Se, sulla base delle proprie deduzioni, qualcuno crede di aver scoperto chi sia il capo-spia (ossia quali siano le 5 caratteristiche della partita in corso), in qualsiasi momento del gioco può posizionare il proprio segugio sulla carta del sospettato, purché nessuno abbia ancora sospettato di quel gatto.
Il gioco continua normalmente fino a quando tutti i giocatori meno uno hanno accusato un sospettato o finché non sono finite le carte.
È possibile anche accusare gli scagnozzi delle spie, che hanno la caratteristica di possedere 4 delle 5 caratteristiche in gioco.

Terminata la partita, si svelano i propri indizi e si assegnano i talloncini punteggio: chi ha indovinato il capo delle spie (ossia il gatto con tutte e 5 le caratteristiche corrette) prende un talloncino dorato; chi ha rivelato uno scagnozzo prende un talloncino bianco: chi invece ha sbagliato l’accusa si prende un talloncino nero.

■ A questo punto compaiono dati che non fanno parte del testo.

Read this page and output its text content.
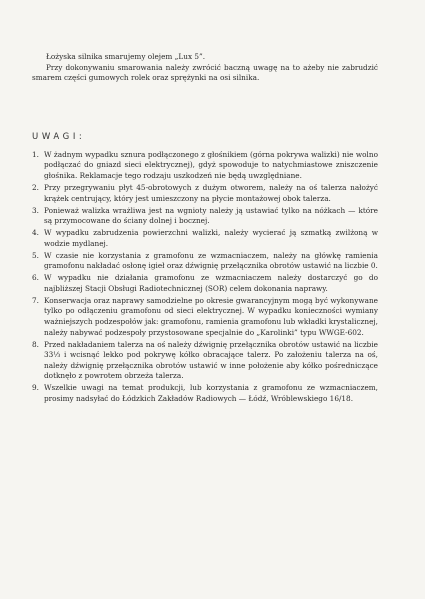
Łożyska silnika smarujemy olejem „Lux 5”.

Przy dokonywaniu smarowania należy zwrócić baczną uwagę na to ażeby nie zabrudzić smarem części gumowych rolek oraz sprężynki na osi silnika.

UWAGI:
1. W żadnym wypadku sznura podłączonego z głośnikiem (górna pokrywa walizki) nie wolno podłączać do gniazd sieci elektrycznej), gdyż spowoduje to natychmiastowe zniszczenie głośnika. Reklamacje tego rodzaju uszkodzeń nie będą uwzględniane.
2. Przy przegrywaniu płyt 45-obrotowych z dużym otworem, należy na oś talerza nałożyć krążek centrujący, który jest umieszczony na płycie montażowej obok talerza.
3. Ponieważ walizka wrażliwa jest na wgnioty należy ją ustawiać tylko na nóżkach — które są przymocowane do ściany dolnej i bocznej.
4. W wypadku zabrudzenia powierzchni walizki, należy wycierać ją szmatką zwilżoną w wodzie mydlanej.
5. W czasie nie korzystania z gramofonu ze wzmacniaczem, należy na główkę ramienia gramofonu nakładać osłonę igieł oraz dźwignię przełącznika obrotów ustawić na liczbie 0.
6. W wypadku nie działania gramofonu ze wzmacniaczem należy dostarczyć go do najbliższej Stacji Obsługi Radiotechnicznej (SOR) celem dokonania naprawy.
7. Konserwacja oraz naprawy samodzielne po okresie gwarancyjnym mogą być wykonywane tylko po odłączeniu gramofonu od sieci elektrycznej. W wypadku konieczności wymiany ważniejszych podzespołów jak: gramofonu, ramienia gramofonu lub wkładki krystalicznej, należy nabywać podzespoły przystosowane specjalnie do „Karolinki” typu WWGE-602.
8. Przed nakładaniem talerza na oś należy dźwignię przełącznika obrotów ustawić na liczbie 33⅓ i wcisnąć lekko pod pokrywę kółko obracające talerz. Po założeniu talerza na oś, należy dźwignię przełącznika obrotów ustawić w inne położenie aby kółko pośredniczące dotknęło z powrotem obrzeża talerza.
9. Wszelkie uwagi na temat produkcji, lub korzystania z gramofonu ze wzmacniaczem, prosimy nadsyłać do Łódzkich Zakładów Radiowych — Łódź, Wróblewskiego 16/18.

Si ripetono un po’ di partite finché qualcuno non raggiunge i 10 punti oppure si conclude dopo 5 partite.
Non vi dico chi vince perché lo sapete già da soli 😉
Il gioco presente anche un paio di varianti, basate sui talloncini punteggio che si pescano. Con l’ufficiale della Stasi (che includerà un segnalino punteggio nero con -2), quando un giocatore pesca il talloncino della Stasi, gioca la partita successiva con il proprio indizio svelato a tutti (il -2 lo si usa solo per l’ultima partita). La variante caffè Adler prevede invece, sempre dopo aver sostituito i talloncini, che se nella fase punteggio si pesca un talloncino caffè Adler, è possibile sostituirlo con quello di un avversario, purché dello stesso colore, e lo si può fare quando si vuole. Alla fine della partita i detentori di talloncini caffè Adler si prendono il punto negativo relativo.

Le impressioni

L’idea del gioco, benché semplice, è interessante: è una sorta di indovina chi a più giocatori

È un gioco di deduzione logica, ma dato che il ragionamento che ci sta dietro non è affatto proibitivo, quello che viene premiata non è solo la capacità di dedurre, quanto la velocità nel farlo. 
Cerco di spiegarmi. Si parte con un indizio ed ovviamente le carte che ognuno gira non portano alcuna informazione a sé stessi; bisogna quindi basarsi sulle carte che girano gli avversari, per capire quale indizio stanno nascondendo. 
È quindi necessario fare attenzione non solo alla ripetizione degli indizi nelle carte che l’avversario considera sospette, ma anche alle differenze rispetto alle carte che vengono inserite negli scarti

Poiché si pescano carte, esiste anche una componente aleatoria non trascurabile. Faccio un esempio: se a me è capitato l’indizio del cappello e pesco due carte la cui unica componente comune è il cappello (può capitare) i miei avversari capiranno subito che il mio indizio è la presenza del cappello, mentre se un avversario pesca carte che hanno in comune un paio di indizi e magari riesce a scartare carte che hanno in comune l’opposto di quel paio di indizi (è successo, ve lo assicuro), diventa problematico dedurre l’indizio corretto.

Di solito verso il quarto giro di carte è già tutto molto chiaro: per cui se la carta del gatto capo spia ancora non è uscita, si deve stare all’erta per essere il primo a posizionare il proprio talloncino su di essa, avendo magari già individuato uno scagnozzo in alternativa.

Considerando che, appunto, il twist del gioco è la deduzione degli indizi degli altri, a mio parere il gioco dà il meglio di sé in 5 giocatori: avere un indizio pubblico (oltretutto che compare all’improvviso durante il gioco) non fa altro che aumentare l’aspetto della prontezza di riflessi a discapito di quella di elaborazione delle informazioni.

Giochino semplice, adatto a tutti o quasi (un minimo di lucidità deduttiva è richiesto), che potrà sorprendervi, magari quando vedrete che vostro figlio di 10 anni è riuscito a capire gli indizi nello stesso tempo che ci avete messo voi, ma è stato più lesto nell’individuare la carta giusta!
Si ringrazia la DEVIR per la copia di review concessaci.